Sitting across from Nelson Park, this block was first developed in the early 1900s. The apartment building, which sat roughly mid-block, was the Nelson Court Apartments. Developed by O H Bush, it was designed by Grant & Henderson and built by C F Perry at a cost of $38,000 in 1909. Oakley H Bush lived in a house here before the project was constructed. Oakley Halden Bush was recorded in the 1911 census, living with his sister-in-law, Rosella Mary Bush, both of them born in Ontario. In the previous census, in 1901, he had been living with his wife, Mary, and their two sons (one also called Oakley, and his brother Herbert) in Alberta, where he was shown as a farmer. In earlier census records he was in Ontario; in 1871 aged 19, still living with his parents and eight siblings in Medonte, Simcoe. George and Mary were both born in England. Oakley Bush and his family first show up in Vancouver in 1908, and he died in 1932.
His death notice in 1932 (when he was 80) showed him (accurately) as Oakley Hallen Bush, and mentioned a daughter as well as his sons, also living in Vancouver. In 1926 he had become a shareholder in the Bush Petroleum Corporation, with his son Oakley Beaumont Bush, who was described as a mine owner. He appears to have later moved to California. By the mid 1920s the building was a boarding house called the Langham Hotel, run by John Dann and Robert Parkinson.

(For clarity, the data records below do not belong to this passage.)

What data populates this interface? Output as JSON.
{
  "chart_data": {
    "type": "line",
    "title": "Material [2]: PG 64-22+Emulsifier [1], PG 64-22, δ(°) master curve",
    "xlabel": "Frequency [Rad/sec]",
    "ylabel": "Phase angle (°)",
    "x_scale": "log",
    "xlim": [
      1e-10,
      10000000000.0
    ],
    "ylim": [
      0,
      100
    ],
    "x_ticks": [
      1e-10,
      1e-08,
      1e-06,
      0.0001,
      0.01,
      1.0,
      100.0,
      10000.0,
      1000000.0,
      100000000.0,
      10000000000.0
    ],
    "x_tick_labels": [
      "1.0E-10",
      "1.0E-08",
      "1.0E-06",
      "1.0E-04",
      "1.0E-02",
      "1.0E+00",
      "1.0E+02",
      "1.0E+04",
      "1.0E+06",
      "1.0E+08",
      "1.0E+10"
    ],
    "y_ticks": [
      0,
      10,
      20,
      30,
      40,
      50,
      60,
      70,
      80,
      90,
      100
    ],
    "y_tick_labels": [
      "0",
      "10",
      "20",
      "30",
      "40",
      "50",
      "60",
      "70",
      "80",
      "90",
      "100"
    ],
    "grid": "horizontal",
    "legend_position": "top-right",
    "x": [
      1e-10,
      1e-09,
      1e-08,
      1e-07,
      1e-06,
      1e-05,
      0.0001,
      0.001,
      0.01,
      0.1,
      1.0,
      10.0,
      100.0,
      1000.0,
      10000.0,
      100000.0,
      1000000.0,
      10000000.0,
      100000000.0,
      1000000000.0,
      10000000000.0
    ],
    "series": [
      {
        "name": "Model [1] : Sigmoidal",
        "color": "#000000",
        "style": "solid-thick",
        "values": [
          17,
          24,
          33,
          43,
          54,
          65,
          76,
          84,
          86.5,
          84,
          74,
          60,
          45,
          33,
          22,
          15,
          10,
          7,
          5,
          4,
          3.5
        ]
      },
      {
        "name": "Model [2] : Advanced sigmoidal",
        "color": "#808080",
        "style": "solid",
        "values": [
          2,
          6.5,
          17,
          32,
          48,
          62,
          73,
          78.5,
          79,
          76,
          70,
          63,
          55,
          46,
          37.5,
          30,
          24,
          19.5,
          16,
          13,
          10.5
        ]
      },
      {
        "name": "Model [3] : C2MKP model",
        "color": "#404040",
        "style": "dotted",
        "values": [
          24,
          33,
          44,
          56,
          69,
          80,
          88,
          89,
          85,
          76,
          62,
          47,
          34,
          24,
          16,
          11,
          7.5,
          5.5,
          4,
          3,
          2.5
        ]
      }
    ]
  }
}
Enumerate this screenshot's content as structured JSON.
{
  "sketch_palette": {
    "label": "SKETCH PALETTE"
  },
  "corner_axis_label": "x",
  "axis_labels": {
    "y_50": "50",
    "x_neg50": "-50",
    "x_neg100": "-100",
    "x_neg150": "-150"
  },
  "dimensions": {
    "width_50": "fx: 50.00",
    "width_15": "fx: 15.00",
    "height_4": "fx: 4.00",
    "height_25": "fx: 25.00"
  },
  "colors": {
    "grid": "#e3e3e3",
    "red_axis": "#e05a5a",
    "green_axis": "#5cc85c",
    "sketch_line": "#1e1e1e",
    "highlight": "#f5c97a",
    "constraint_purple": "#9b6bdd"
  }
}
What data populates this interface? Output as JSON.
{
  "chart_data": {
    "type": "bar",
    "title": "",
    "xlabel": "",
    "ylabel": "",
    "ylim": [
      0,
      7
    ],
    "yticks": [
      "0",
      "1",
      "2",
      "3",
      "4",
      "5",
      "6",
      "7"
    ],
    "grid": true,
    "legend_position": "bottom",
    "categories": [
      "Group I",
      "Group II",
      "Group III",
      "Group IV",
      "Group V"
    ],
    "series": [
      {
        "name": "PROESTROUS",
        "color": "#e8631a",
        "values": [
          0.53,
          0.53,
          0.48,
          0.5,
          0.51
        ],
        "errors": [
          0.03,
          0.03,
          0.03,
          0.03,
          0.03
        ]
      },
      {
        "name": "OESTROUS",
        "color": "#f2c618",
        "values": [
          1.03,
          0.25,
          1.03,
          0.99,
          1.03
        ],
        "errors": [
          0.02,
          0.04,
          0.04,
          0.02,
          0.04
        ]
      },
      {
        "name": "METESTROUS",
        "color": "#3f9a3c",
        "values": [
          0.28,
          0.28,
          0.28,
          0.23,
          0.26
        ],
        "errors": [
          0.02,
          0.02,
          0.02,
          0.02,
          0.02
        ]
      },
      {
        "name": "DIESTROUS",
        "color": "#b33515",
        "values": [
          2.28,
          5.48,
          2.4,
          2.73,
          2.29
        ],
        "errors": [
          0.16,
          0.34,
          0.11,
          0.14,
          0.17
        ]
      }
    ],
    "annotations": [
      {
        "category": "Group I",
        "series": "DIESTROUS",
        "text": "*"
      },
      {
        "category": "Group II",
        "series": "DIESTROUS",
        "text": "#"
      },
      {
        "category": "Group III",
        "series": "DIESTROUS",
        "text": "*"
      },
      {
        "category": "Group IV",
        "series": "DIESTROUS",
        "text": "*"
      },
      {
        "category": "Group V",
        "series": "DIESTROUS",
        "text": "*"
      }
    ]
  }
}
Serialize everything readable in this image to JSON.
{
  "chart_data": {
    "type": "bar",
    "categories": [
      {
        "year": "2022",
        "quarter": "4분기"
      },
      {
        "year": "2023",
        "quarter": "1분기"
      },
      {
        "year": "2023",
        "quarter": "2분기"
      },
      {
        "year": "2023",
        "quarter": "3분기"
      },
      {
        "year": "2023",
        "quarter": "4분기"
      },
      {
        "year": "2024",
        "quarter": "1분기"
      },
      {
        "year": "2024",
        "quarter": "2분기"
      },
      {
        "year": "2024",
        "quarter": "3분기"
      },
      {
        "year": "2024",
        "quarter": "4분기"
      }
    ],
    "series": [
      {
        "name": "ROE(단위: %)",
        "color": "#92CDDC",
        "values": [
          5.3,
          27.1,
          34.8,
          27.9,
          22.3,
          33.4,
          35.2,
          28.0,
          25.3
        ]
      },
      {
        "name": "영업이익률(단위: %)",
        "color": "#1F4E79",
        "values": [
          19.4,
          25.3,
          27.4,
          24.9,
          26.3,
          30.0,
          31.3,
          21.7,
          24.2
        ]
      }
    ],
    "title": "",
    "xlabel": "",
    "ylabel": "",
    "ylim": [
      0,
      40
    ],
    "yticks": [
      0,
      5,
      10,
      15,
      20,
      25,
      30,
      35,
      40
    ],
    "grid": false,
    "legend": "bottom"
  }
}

There were two houses on the lot to the west, the first built in 1904 by John Parks who had Purdy and Lonergan build the $2,400 structure. The others in this 1966 picture were all built around the same time, late in 1904 or early 1905. Those are in the ‘lost permit’ period, so we don’t know who built them, although both 1155 and 1157 Nelson (one of which was built by Mr. Parks) appeared in the 1905 directory, as did the two houses beyond them, 1161 and 1171. Robinson McMorran, a canner, lived at 1155, William Whitmayer, an engineer, at 1157, Alexander J McPherson at 1161 and Hector Mackenzie, who worked in insurance at 1171. Charles Nelson, who owned a drugstore on Granville, was in the last house on the block that dated from the turn of the century.
Today there’s a brutalist 1969 concrete rental tower on the right of the image, called Nicholson Tower. Developed by CMHC and designed by Arthur Erickson and Geoffrey Massey, it is set in extensive grounds, which are all that can be seen from this angle. Beyond it is a 1985 strata tower designed by Oberto Orberti, next to a 1975 strata designed by Lort and Lort.